Kepada Sketsa, pada Minggu (3/1) Zahrah asal Prodi Pendidikan Guru Anak Usia Dini mengaku jika Pemira ini lebih baik daripada tahun-tahun sebelumnya sebab terdapat tiga pasangan yang mencalonkan diri.

Namun, ia menyayangkan sistem pemilihan yang kurang memadai. Di mana mahasiswa harus masuk Zoom dan menunggu tiga puluh menit bahkan lebih untuk bisa memilih. Ia menyebut jika hal tersebut membuat pemilih bosan. Selain itu, Zahrah menambahkan jika waktu untuk memilih dibatasi selama dua menit dan sempat terjadi kendala dalam melakukan submit pilihannya saat voting berlangsung.

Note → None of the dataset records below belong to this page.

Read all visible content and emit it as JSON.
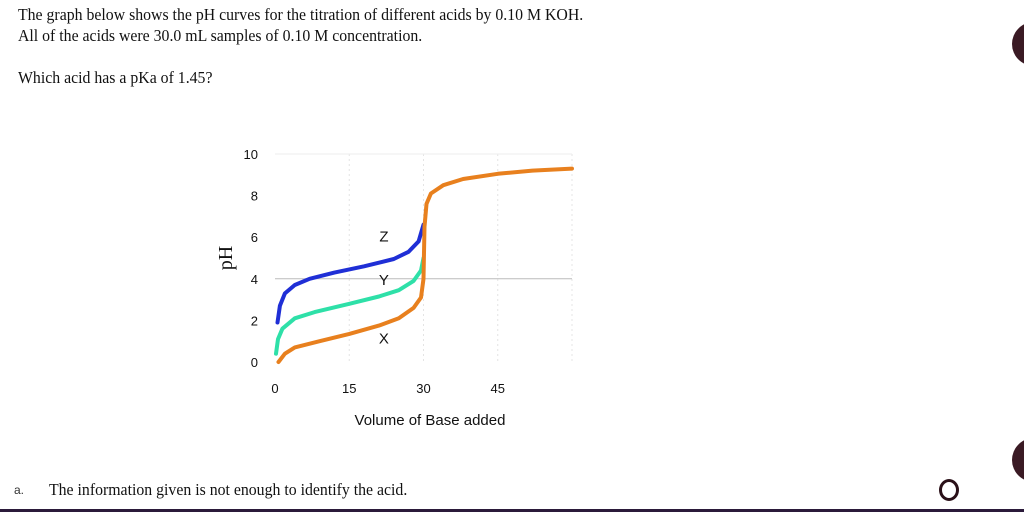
{
  "question": {
    "line1": "The graph below shows the pH curves for the titration of different acids by 0.10 M KOH.",
    "line2": "All of the acids were 30.0 mL samples of 0.10 M concentration.",
    "prompt": "Which acid has a pKa of 1.45?"
  },
  "chart_data": {
    "type": "line",
    "xlabel": "Volume of Base added",
    "ylabel": "pH",
    "xlim": [
      0,
      60
    ],
    "ylim": [
      0,
      10
    ],
    "xticks": [
      "0",
      "15",
      "30",
      "45"
    ],
    "yticks": [
      "0",
      "2",
      "4",
      "6",
      "8",
      "10"
    ],
    "grid": true,
    "series": [
      {
        "name": "Z",
        "color": "#1f2fd6",
        "points": [
          [
            0.5,
            1.9
          ],
          [
            1,
            2.7
          ],
          [
            2,
            3.3
          ],
          [
            4,
            3.7
          ],
          [
            7,
            4.0
          ],
          [
            12,
            4.3
          ],
          [
            18,
            4.6
          ],
          [
            24,
            4.95
          ],
          [
            27,
            5.3
          ],
          [
            29,
            5.8
          ],
          [
            30,
            6.6
          ]
        ]
      },
      {
        "name": "Y",
        "color": "#2ee0a8",
        "points": [
          [
            0.2,
            0.4
          ],
          [
            0.6,
            1.1
          ],
          [
            1.5,
            1.6
          ],
          [
            4,
            2.1
          ],
          [
            8,
            2.4
          ],
          [
            15,
            2.8
          ],
          [
            21,
            3.15
          ],
          [
            25,
            3.45
          ],
          [
            28,
            3.9
          ],
          [
            29.5,
            4.4
          ],
          [
            30,
            5.0
          ]
        ]
      },
      {
        "name": "X",
        "color": "#e8801e",
        "points": [
          [
            0.7,
            0.0
          ],
          [
            2,
            0.4
          ],
          [
            4,
            0.7
          ],
          [
            9,
            1.0
          ],
          [
            15,
            1.35
          ],
          [
            21,
            1.75
          ],
          [
            25,
            2.1
          ],
          [
            28,
            2.6
          ],
          [
            29.5,
            3.1
          ],
          [
            30,
            4.0
          ],
          [
            30.2,
            6.5
          ],
          [
            30.6,
            7.6
          ],
          [
            31.5,
            8.1
          ],
          [
            34,
            8.5
          ],
          [
            38,
            8.8
          ],
          [
            45,
            9.05
          ],
          [
            52,
            9.2
          ],
          [
            60,
            9.3
          ]
        ]
      }
    ]
  },
  "options": [
    {
      "letter": "a.",
      "text": "The information given is not enough to identify the acid."
    }
  ],
  "colors": {
    "accent_dark": "#3a1a24"
  }
}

Sementara itu, Nurfadillah asal Prodi Pendidikan Sejarah menyatakan bahwa Pemira kemarin kurang berjalan sebagaimana mestinya. Ia memaparkan, jika dirinya terkendala dalam menggunakan hak pilihnya karena di-block oleh host saat absen via Zoom.

“Pada saat saya mencoba masuk ke link Zoom untuk mengikuti kloter selanjutnya, tidak bisa bergabung di link karna tadi udah di-block sama host,” ucapnya, Selasa (5/1).

Ia menambahkan, saat menghubungi kontak yang dicantumkan sebagai penanggung jawab masalah terkait kendala teknis, orang tersebut tidak memberikan solusi yang tepat dan hanya sekadar mengarahkan untuk membuat akun baru. Menurutnya, hal ini merepotkan.

“Ada kontak yang dicantumkan, di mana itu adalah kontak yang punya tanggung jawab menangani permasalahan yang terjadi selama pemilihan yang disediakan untuk prodi di FKIP. Kemudian, saya bilang kalau saya kena block jadi gak bisa join. Kemudian di suruh buat akun baru aja lagi. Logika aja, masa saya yang di-block terus saya yang mau repot, semua orang ya gak akan mau,” akunya.

Dihubungi pada Senin (7/1), Nur Rahmatiah selaku Koordinator Acara Pemira FKIP mengonfirmasi jika beragam kendala terjadi karena kurangnya partisipasi mahasiswa FKIP dalam memilih. Ini disebabkan karena jaringan internet dan pemilih yang tidak mengkuti arahan yang telah ditentukan panitia saat pemungutan suara.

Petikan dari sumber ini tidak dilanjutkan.